To call what had happened a “tragedy” was to minimize the problem. A catastrophe is a natural thing. But a dam is an open wound in the earth, what happened was foreseen because there is no way it could not happen due to the way dams are built. In some countries, the mining companies have more responsibility because the states demand more from them. There I understood the lack of government in Brazil, we do not have governments that represent the rights of the population.

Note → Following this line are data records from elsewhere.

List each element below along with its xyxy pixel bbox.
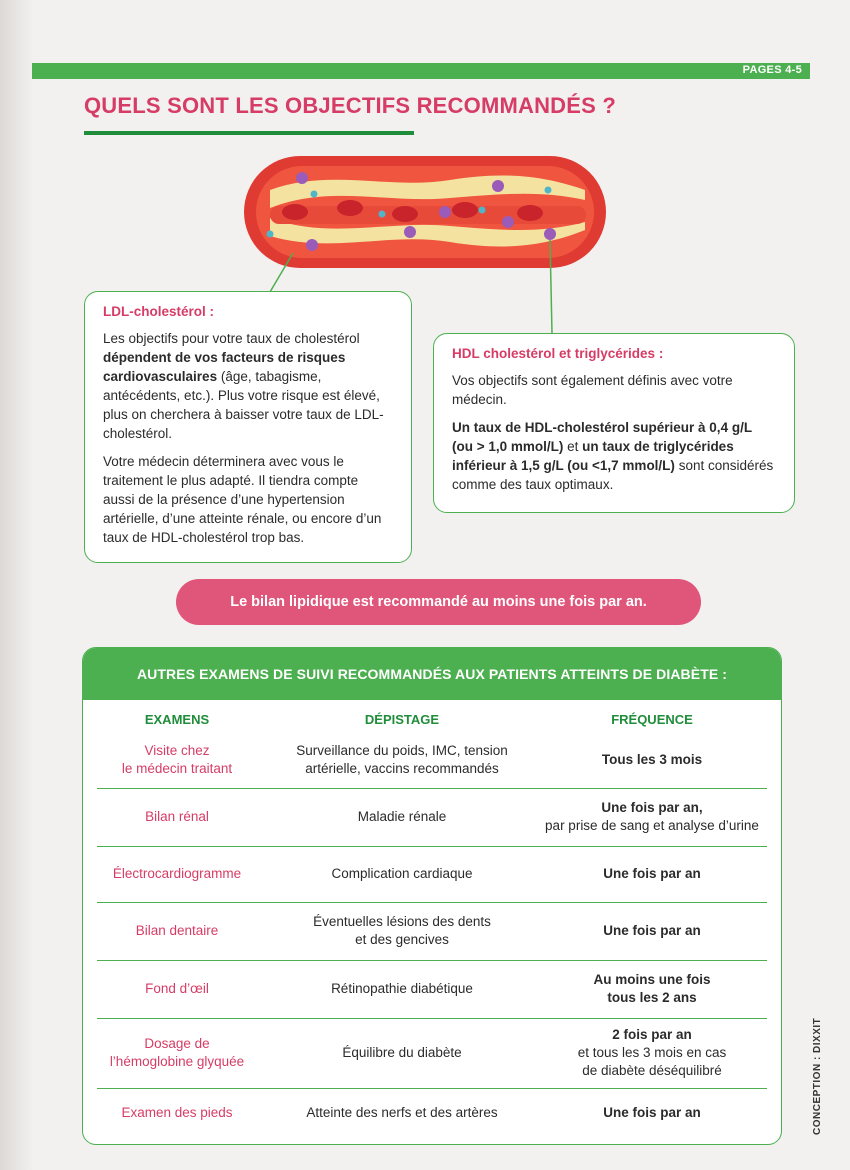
screening-text-line: et des gencives bbox=[355, 932, 449, 947]
exam-name bbox=[97, 960, 257, 1018]
screening-text bbox=[267, 902, 537, 960]
ldl-bold-text: dépendent de vos facteurs de risques cardiovasculaires bbox=[103, 350, 346, 384]
screening-text bbox=[267, 1088, 537, 1138]
screening-text-line: Surveillance du poids, IMC, tension bbox=[296, 743, 508, 758]
table-row bbox=[97, 788, 767, 847]
screening-text-line: Atteinte des nerfs et des artères bbox=[306, 1105, 498, 1120]
table-row bbox=[97, 846, 767, 903]
exam-name-line: Fond d’œil bbox=[145, 981, 209, 996]
ldl-info-box bbox=[84, 291, 412, 563]
screening-text bbox=[267, 732, 537, 788]
frequency-text-bold-line: Une fois par an bbox=[603, 1105, 701, 1120]
table-row bbox=[97, 1088, 767, 1138]
exam-name-line: Examen des pieds bbox=[121, 1105, 233, 1120]
exam-name-line: Dosage de bbox=[144, 1036, 210, 1051]
exam-name bbox=[97, 732, 257, 788]
frequency-text bbox=[537, 846, 767, 902]
screening-text bbox=[267, 788, 537, 846]
screening-text-line: artérielle, vaccins recommandés bbox=[305, 761, 499, 776]
page-numbers: PAGES 4-5 bbox=[742, 64, 802, 76]
exam-name bbox=[97, 1088, 257, 1138]
screening-text bbox=[267, 960, 537, 1018]
hdl-paragraph-1: Vos objectifs sont également définis avec votre médecin. bbox=[452, 373, 733, 407]
screening-text bbox=[267, 1018, 537, 1088]
hdl-title: HDL cholestérol et triglycérides : bbox=[452, 346, 664, 361]
lipid-check-banner: Le bilan lipidique est recommandé au moins une fois par an. bbox=[176, 579, 701, 625]
column-header-exams: EXAMENS bbox=[144, 712, 210, 727]
hdl-bold-1: Un taux de HDL-cholestérol supérieur à 0,4 g/L (ou > 1,0 mmol/L) bbox=[452, 420, 752, 454]
exam-name bbox=[97, 1018, 257, 1088]
exams-title: AUTRES EXAMENS DE SUIVI RECOMMANDÉS AUX PATIENTS ATTEINTS DE DIABÈTE : bbox=[83, 648, 781, 700]
column-header-screening: DÉPISTAGE bbox=[364, 712, 440, 727]
hdl-paragraph-2 bbox=[452, 418, 776, 494]
frequency-text-bold-line: tous les 2 ans bbox=[607, 990, 697, 1005]
ldl-text-cont: (âge, tabagisme, antécédents, etc.). Plus votre risque est élevé, plus on cherchera à baisser votre taux de LDL-cholestérol. bbox=[103, 369, 384, 441]
exams-table-box bbox=[82, 647, 782, 1145]
ldl-paragraph-1 bbox=[103, 329, 393, 443]
frequency-text-line: de diabète déséquilibré bbox=[582, 1063, 722, 1078]
screening-text-line: Maladie rénale bbox=[357, 809, 447, 824]
exam-name-line: Visite chez bbox=[144, 743, 210, 758]
ldl-text: Les objectifs pour votre taux de cholestérol bbox=[103, 331, 360, 346]
exam-name-line: Bilan dentaire bbox=[135, 923, 219, 938]
frequency-text-bold-line: 2 fois par an bbox=[612, 1027, 692, 1042]
screening-text bbox=[267, 846, 537, 902]
frequency-text-line: par prise de sang et analyse d’urine bbox=[545, 818, 759, 833]
exam-name-line: l’hémoglobine glyquée bbox=[109, 1054, 245, 1069]
column-header-frequency: FRÉQUENCE bbox=[611, 712, 693, 727]
screening-text-line: Complication cardiaque bbox=[331, 866, 473, 881]
frequency-text bbox=[537, 960, 767, 1018]
hdl-text-end: sont considérés comme des taux optimaux. bbox=[452, 458, 774, 492]
design-credit: CONCEPTION : DIXXIT bbox=[812, 1017, 823, 1135]
exam-name-line: Bilan rénal bbox=[145, 809, 209, 824]
page-title: QUELS SONT LES OBJECTIFS RECOMMANDÉS ? bbox=[84, 93, 616, 118]
table-row bbox=[97, 960, 767, 1019]
hdl-text-mid: et bbox=[563, 439, 583, 454]
frequency-text-bold-line: Une fois par an bbox=[603, 923, 701, 938]
frequency-text bbox=[537, 1018, 767, 1088]
screening-text-line: Rétinopathie diabétique bbox=[331, 981, 473, 996]
table-row bbox=[97, 902, 767, 961]
ldl-title: LDL-cholestérol : bbox=[103, 304, 215, 319]
exam-name bbox=[97, 902, 257, 960]
hdl-info-box bbox=[433, 333, 795, 513]
frequency-text-bold-line: Une fois par an, bbox=[601, 800, 703, 815]
table-row bbox=[97, 1018, 767, 1089]
table-row bbox=[97, 732, 767, 789]
frequency-text bbox=[537, 732, 767, 788]
exam-name bbox=[97, 788, 257, 846]
frequency-text bbox=[537, 902, 767, 960]
frequency-text-bold-line: Une fois par an bbox=[603, 866, 701, 881]
frequency-text bbox=[537, 1088, 767, 1138]
frequency-text-bold-line: Au moins une fois bbox=[593, 972, 711, 987]
ldl-paragraph-2: Votre médecin déterminera avec vous le traitement le plus adapté. Il tiendra compte aussi de la présence d’une hypertension artérielle, d’une atteinte rénale, ou encore d’un taux de HDL-cholestérol trop bas. bbox=[103, 454, 382, 545]
screening-text-line: Équilibre du diabète bbox=[342, 1045, 462, 1060]
hdl-bold-2: un taux de triglycérides inférieur à 1,5 g/L (ou <1,7 mmol/L) bbox=[452, 439, 734, 473]
frequency-text bbox=[537, 788, 767, 846]
exam-name-line: Électrocardiogramme bbox=[112, 866, 242, 881]
screening-text-line: Éventuelles lésions des dents bbox=[313, 914, 491, 929]
frequency-text-line: et tous les 3 mois en cas bbox=[577, 1045, 727, 1060]
frequency-text-bold-line: Tous les 3 mois bbox=[601, 752, 703, 767]
exam-name-line: le médecin traitant bbox=[121, 761, 233, 776]
exam-name bbox=[97, 846, 257, 902]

There are three companies responsible for the environmental crime in Mariana, three main criminals: Vale, BHP Billiton, and Samarco, and they take care of the crime scene. That shocked me a lot, since day one the people who managed to save themselves were evacuated, and since then those who have been in charge have been the companies. Those who decide what is going to happen are the companies and every year it gets worse.

 

In referring to everything that happened, you have also talked about environmental racism, how does it work in this case?

It is a perception that has been taking shape over time. The big mining companies are installed in territories that historically have been inhabited by black, quilombola, indigenous, and traditional communities. Minas Gerais is still a very rural state, with a lot of water and mineral resources such as iron ore. Where there is iron ore there is a lot of water, they are there for each other, if you take away the ore, you take away the protection and damage the water sources. It is the same thing that happens with the communities, if you take them away, in a way you take away the protection of the land.

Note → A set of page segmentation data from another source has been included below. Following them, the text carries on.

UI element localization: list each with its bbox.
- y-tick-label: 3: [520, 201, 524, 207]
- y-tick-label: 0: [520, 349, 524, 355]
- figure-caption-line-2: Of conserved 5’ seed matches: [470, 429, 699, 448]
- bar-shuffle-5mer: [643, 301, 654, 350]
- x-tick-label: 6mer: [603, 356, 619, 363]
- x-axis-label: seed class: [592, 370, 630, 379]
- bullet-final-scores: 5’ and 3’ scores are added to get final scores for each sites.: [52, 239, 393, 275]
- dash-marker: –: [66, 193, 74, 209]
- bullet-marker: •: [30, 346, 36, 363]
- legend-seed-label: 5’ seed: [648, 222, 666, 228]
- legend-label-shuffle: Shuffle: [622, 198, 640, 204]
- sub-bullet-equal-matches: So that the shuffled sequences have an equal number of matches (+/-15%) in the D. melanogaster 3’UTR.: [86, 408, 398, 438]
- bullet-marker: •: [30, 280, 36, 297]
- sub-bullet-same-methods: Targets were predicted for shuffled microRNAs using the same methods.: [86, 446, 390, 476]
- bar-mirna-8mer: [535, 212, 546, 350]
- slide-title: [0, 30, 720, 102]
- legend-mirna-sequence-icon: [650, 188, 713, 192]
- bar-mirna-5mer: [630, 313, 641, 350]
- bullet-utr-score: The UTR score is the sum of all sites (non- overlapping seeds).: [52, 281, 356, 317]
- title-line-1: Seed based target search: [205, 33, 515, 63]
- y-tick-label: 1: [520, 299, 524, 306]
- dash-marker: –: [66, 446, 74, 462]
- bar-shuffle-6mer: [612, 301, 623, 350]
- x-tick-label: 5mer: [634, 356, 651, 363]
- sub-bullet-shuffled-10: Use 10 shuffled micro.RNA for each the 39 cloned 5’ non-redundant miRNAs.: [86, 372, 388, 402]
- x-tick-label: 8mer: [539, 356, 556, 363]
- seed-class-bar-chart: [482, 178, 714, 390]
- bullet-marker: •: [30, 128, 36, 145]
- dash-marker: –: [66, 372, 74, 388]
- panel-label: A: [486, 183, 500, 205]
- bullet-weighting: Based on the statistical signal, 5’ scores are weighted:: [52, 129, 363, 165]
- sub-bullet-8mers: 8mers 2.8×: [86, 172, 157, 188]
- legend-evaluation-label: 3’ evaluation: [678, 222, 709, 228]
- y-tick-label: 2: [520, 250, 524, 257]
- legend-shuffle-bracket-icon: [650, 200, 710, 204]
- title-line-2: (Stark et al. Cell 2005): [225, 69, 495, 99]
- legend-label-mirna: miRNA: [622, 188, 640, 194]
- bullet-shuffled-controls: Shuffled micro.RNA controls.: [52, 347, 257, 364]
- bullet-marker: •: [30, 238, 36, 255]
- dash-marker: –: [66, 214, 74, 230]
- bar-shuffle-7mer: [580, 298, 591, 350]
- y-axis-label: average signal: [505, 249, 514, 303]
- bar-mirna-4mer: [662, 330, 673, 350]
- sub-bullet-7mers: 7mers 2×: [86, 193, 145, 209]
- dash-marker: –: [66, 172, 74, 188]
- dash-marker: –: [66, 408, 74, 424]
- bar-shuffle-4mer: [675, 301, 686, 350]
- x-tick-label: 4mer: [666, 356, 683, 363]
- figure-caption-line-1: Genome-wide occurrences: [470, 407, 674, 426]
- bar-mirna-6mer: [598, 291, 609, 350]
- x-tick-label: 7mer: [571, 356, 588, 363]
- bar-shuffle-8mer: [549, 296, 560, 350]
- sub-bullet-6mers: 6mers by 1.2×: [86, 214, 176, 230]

And they are precisely racialized populations. Until Mariana’s case happened, I did not know that there were indigenous communities in Minas Gerais, that is how strongly they were made invisible. Racism is a structural problem, that’s why things like this happen in these specific territories. And this goes through everything, including, for example, compensation, which is also differentiated.

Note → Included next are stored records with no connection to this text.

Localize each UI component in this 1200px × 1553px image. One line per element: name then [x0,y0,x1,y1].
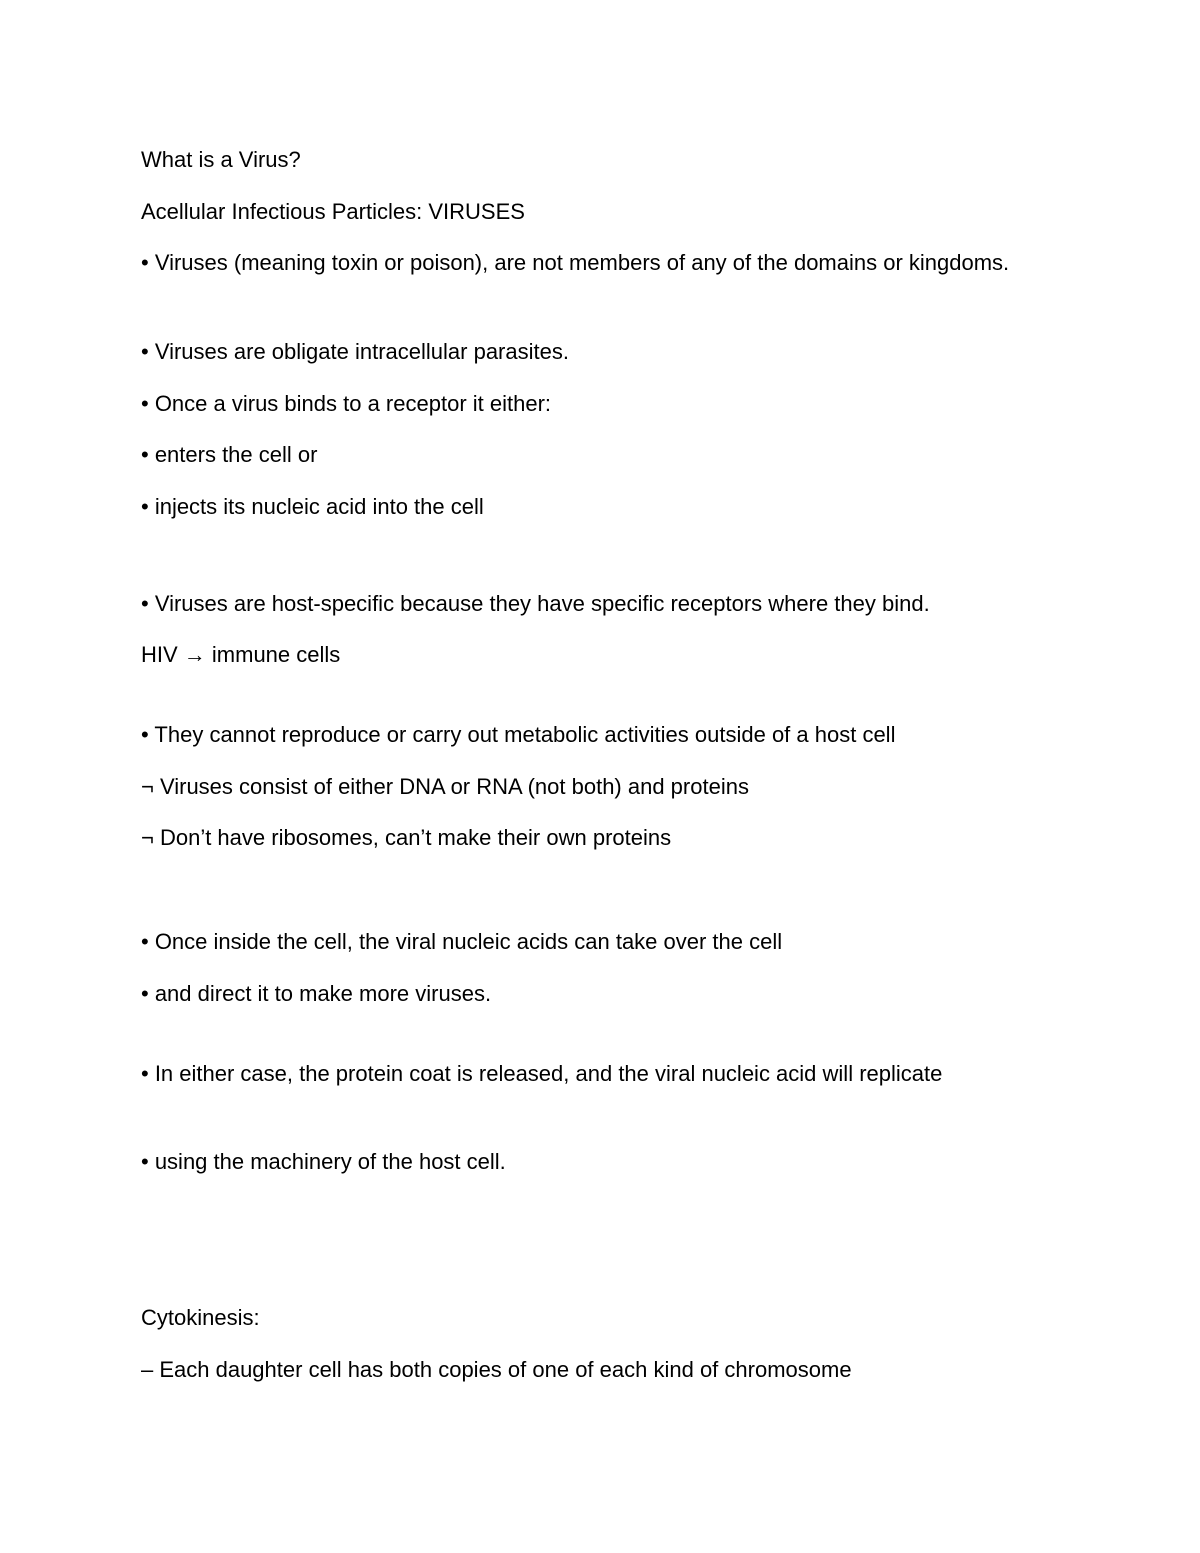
bullet-enters-cell: • enters the cell or [141,442,318,467]
bullet-host-specific: • Viruses are host-specific because they have specific receptors where they bind. [141,591,930,616]
bullet-make-more-viruses: • and direct it to make more viruses. [141,981,492,1006]
hiv-immune-cells: HIV → immune cells [141,642,341,667]
document-title: What is a Virus? [141,147,301,172]
cytokinesis-daughter-cell: – Each daughter cell has both copies of one of each kind of chromosome [141,1357,852,1382]
bullet-binds-receptor: • Once a virus binds to a receptor it either: [141,391,552,416]
bullet-obligate-parasites: • Viruses are obligate intracellular parasites. [141,339,569,364]
bullet-host-machinery: • using the machinery of the host cell. [141,1149,506,1174]
bullet-take-over-cell: • Once inside the cell, the viral nucleic acids can take over the cell [141,929,783,954]
bullet-injects-nucleic-acid: • injects its nucleic acid into the cell [141,494,484,519]
bullet-protein-coat-released: • In either case, the protein coat is released, and the viral nucleic acid will replicate [141,1061,943,1086]
section-heading-cytokinesis: Cytokinesis: [141,1305,260,1330]
note-no-ribosomes: ¬ Don’t have ribosomes, can’t make their own proteins [141,825,672,850]
bullet-cannot-reproduce: • They cannot reproduce or carry out metabolic activities outside of a host cell [141,722,896,747]
bullet-viruses-definition: • Viruses (meaning toxin or poison), are not members of any of the domains or kingdoms. [141,250,1010,275]
section-heading-viruses: Acellular Infectious Particles: VIRUSES [141,199,525,224]
note-dna-or-rna: ¬ Viruses consist of either DNA or RNA (not both) and proteins [141,774,749,799]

How was this whole road you traveled to get to the book 15:30?

At first, I had no pretensions of making the story into a book. Last year, when it was about to be five years since this crime, I felt very strongly that I needed to leave a record of this period of documentation. For me, those five years was an eternity, those were years of being involved day and night. In 2019 the Brumadinho dam broke. I cannot say that at that moment I was cooling off, because it is not possible after everything we lived through. But I was thinking about the need to take out something material with the identity of what happened, with the perspective of someone who lived close and was somehow affected. I did not lose my house or my things, but the city where I was born was one of those affected by the breakup. Faced with doubts as to whether or not I was affected, several leaders made me see my trajectory, the place in the world where I was, and the work I had done.

Ísis Medeiros

When you refer to what happened you also talk about the death of the Doce River. What is that like?

Many of the things I say about this work I say inspired by everything I hear and feel when I am in that place. I’m not a specialist, I don’t research the water or the fish to see the contamination. But I know that the river is polluted. I trust the research that is being done and the specialists involved. The Doce River at the moment is dead, surely there is life in it, but there are more all the lives expropriated: the fish are contaminated, the algae, the plants, the water is not fit for human consumption. The people who have lived there for a long time saw it alive, now they cannot interact with the river, they cannot fish. Maybe if you go and swim, nothing will happen to you, but you are not going to stay. But, what happened to the people who live there?